(Harare) Le Zimbabwe a observé samedi sans grand enthousiasme une première journée de deuil officiel en hommage à l’ancien président Robert Mugabe, décédé la veille à 95 ans, toujours divisé sur l’héritage de son héros de l’indépendance devenu despote.

Susan NJANJI et Béatrice DEBUT
Agence France-Presse

Dans la capitale, Harare, les drapeaux étaient en berne mais tous les magasins sont restés ouverts. La plupart des habitants semblaient indifférents à la disparition de l’ancien chef de l’État, davantage préoccupés par leur survie dans un pays plongé depuis vingt ans dans une interminable crise économique.

« Pourquoi être en deuil quand on souffre comme ça ? »,  a demandé Ozias Puti, 55 ans, derrière son petit étal de rue, encombré de gingembre, de paprika et de curry.

« Il a détruit le pays. Et maintenant qu’il est parti, nous n’avons plus rien. À cause de lui », a-t-il ajouté, « ça fait mal ».

« La seule bonne chose qui est arrivée au Zimbabwe, c’est d’être le témoin de sa mort », a griffé l’employé d’un loueur de voitures qui a préféré taire son nom. « On n’est pas triste pour le vieil homme », a-t-il insisté, « si je vais à ses funérailles, c’est uniquement pour m’assurer qu’il est bien mort ».
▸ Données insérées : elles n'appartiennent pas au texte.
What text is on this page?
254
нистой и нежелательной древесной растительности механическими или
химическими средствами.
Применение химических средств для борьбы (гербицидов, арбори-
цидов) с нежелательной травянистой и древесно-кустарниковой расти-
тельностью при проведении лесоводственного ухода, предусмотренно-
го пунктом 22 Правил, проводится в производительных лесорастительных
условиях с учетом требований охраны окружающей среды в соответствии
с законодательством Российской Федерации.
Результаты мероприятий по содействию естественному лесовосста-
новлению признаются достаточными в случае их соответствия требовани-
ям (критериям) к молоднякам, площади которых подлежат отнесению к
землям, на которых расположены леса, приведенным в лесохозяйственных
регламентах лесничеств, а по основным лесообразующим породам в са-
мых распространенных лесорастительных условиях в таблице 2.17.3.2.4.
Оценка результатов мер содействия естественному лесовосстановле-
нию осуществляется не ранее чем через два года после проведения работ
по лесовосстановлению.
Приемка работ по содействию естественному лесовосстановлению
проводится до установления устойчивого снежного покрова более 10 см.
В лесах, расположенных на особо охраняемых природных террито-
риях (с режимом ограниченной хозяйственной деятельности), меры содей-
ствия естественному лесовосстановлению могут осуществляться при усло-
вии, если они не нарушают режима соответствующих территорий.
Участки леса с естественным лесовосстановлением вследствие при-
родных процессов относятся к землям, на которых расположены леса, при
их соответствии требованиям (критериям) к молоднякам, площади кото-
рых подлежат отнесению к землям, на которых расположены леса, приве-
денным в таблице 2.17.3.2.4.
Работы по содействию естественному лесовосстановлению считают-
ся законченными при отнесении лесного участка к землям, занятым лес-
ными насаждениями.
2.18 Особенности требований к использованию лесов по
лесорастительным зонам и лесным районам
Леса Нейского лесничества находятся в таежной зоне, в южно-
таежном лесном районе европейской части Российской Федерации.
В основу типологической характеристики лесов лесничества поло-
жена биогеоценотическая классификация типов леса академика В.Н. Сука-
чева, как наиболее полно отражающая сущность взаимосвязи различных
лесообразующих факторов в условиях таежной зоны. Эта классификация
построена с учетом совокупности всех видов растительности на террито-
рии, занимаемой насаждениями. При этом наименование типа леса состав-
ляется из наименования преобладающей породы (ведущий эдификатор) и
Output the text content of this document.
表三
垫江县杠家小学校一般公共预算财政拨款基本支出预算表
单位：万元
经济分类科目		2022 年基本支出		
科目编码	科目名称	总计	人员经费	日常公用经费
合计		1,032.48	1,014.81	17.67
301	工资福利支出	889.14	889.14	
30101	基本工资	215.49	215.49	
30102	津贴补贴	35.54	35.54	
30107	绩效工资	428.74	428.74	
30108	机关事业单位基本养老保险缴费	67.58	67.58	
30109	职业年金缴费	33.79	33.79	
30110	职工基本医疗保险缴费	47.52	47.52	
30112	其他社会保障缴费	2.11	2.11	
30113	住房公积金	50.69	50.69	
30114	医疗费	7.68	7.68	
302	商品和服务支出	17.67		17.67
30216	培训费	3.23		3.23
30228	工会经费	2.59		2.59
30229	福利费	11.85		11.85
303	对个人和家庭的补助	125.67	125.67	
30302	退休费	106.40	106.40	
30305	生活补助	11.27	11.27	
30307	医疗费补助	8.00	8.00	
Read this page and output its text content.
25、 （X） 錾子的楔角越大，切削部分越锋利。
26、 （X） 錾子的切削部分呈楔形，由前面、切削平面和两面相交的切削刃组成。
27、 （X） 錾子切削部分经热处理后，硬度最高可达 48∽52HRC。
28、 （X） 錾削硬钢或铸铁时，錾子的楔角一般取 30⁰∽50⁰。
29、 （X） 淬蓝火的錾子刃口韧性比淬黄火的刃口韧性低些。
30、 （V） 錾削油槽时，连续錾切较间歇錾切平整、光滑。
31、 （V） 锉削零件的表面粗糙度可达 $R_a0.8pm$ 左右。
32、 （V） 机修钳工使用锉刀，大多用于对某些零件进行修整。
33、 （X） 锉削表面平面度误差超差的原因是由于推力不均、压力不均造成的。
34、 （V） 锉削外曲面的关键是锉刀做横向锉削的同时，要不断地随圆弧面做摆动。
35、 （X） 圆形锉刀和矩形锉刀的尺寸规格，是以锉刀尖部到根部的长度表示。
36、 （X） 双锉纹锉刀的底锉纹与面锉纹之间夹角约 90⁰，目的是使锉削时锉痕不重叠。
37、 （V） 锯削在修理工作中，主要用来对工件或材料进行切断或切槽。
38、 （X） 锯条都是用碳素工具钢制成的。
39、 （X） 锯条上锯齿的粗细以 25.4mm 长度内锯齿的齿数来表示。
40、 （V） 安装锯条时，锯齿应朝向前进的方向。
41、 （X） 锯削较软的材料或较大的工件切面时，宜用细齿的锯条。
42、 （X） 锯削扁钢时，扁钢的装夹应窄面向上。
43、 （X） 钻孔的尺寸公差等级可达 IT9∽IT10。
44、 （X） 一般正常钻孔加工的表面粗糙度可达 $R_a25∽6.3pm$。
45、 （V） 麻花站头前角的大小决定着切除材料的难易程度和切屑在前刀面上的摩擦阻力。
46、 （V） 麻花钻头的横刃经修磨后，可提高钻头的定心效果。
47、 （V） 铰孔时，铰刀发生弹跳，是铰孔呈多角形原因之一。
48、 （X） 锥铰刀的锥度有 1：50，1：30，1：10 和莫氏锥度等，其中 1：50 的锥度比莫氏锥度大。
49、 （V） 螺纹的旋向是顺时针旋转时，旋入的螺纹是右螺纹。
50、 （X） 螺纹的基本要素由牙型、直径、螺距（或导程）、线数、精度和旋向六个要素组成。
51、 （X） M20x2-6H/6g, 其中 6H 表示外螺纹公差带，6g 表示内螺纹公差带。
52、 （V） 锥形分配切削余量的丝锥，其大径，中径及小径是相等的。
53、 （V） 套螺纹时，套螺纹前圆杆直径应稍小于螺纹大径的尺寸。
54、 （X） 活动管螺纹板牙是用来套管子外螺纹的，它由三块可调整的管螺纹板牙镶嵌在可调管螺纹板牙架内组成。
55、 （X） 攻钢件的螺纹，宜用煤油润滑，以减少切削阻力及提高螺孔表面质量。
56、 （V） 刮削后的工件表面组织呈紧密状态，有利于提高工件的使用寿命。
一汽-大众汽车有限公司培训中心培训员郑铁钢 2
Quelques grappes de personnes se sont toutefois rassemblées samedi matin dans la capitale pour célébrer leur héros. « On est triste car il était notre premier président », a témoigné auprès de l’AFP Ogriver Jeure, vêtu d’un tee-shirt à l’effigie du disparu.  

Il « a permis à la plupart des Zimbabwéens d’accéder à l’éducation et d’avoir des bourses », a expliqué Comrade Bhobhi. « Évidemment il a aussi échoué dans certains domaines, mais sur le plan de l’éducation il a vraiment réussi ».

Funérailles

« On n’aura jamais un président comme Mugabe, qui pendant son règne a eu le cran de dire en face aux Britanniques qu’ils étaient “stupides” », a ajouté Vivian Jena, en écho aux relations exécrables que l’ex-puissance coloniale a entretenues avec le régime Mugabe.

Aucune information n’a filtré sur la date du rapatriement de la dépouille et celle de ses funérailles, attendues dans les prochains jours.  

Robert Mugabe s’est éteint vendredi « entouré de sa famille » dans un hôpital de Singapour, où il a été hospitalisé cette semaine, selon un proche de sa famille.

Certains de ses proches ont commencé à se réunir dans le village de Zvimba, près d’Harare, où l’ancien président possédait une propriété, selon son neveu, Léo Mugabe.

Vendredi soir, le président Emmerson Mnangagwa, qui a succédé en 2017 à Robert Mugabe à la faveur d’un coup de force de l’armée, a rendu un hommage appuyé à une « icône ».

Il a décrété un deuil dans tout le pays jusqu’aux funérailles, en l’honneur a-t-il dit d’un des derniers « pères de l’indépendance » en Afrique.

« Espoirs trahis »

De nombreux pays africains et la Chine ont également rendu un hommage appuyé et unanime au « libérateur » du Zimbabwe, tandis que le Royaume-Uni et les États-Unis se sont montrés très critiques de son régime « autocratique » selon Londres.

Robert Mugabe a « trahi les espoirs de son peuple », a affirmé Washington, dénonçant « ses violations des droits humains et sa mauvaise gestion économique qui a appauvri des millions » de Zimbabwéens.

Robert Mugabe avait pris les rênes de l’ex-Rhodésie, devenue indépendante, en 1980.  Pendant son règne de trente-sept ans, l’un des plus longs sur le continent africain, il est passé du statut de père de l’indépendance et ami de l’Occident à celui de tyran qui a provoqué l’effondrement économique de son pays.  

À sa chute en novembre 2017, sous la pression de l’armée, de son parti et de la rue, il a laissé un pays à l’économie exsangue, où le chômage dépasse les 90 %.

Pour Amnistie international, « tout en se présentant comme le libérateur du Zimbabwe, Robert Mugabe a infligé des dommages durables à son peuple ».

The Elders (Les aînés), un groupe de personnalités mondialement reconnues usant de leur influence pour promouvoir la paix, a exhorté les Zimbabwéens à retrouver leur optimisme.

« Le Zimbabwe fut dans l’Afrique australe un phare de la lutte contre le colonialisme et l’oppression raciste », a dit l’une d’elles, la Mozambicaine Graça Machel. « Je suis convaincue que le Zimbabwe peut retrouver la voie d’un avenir en paix et démocratique ».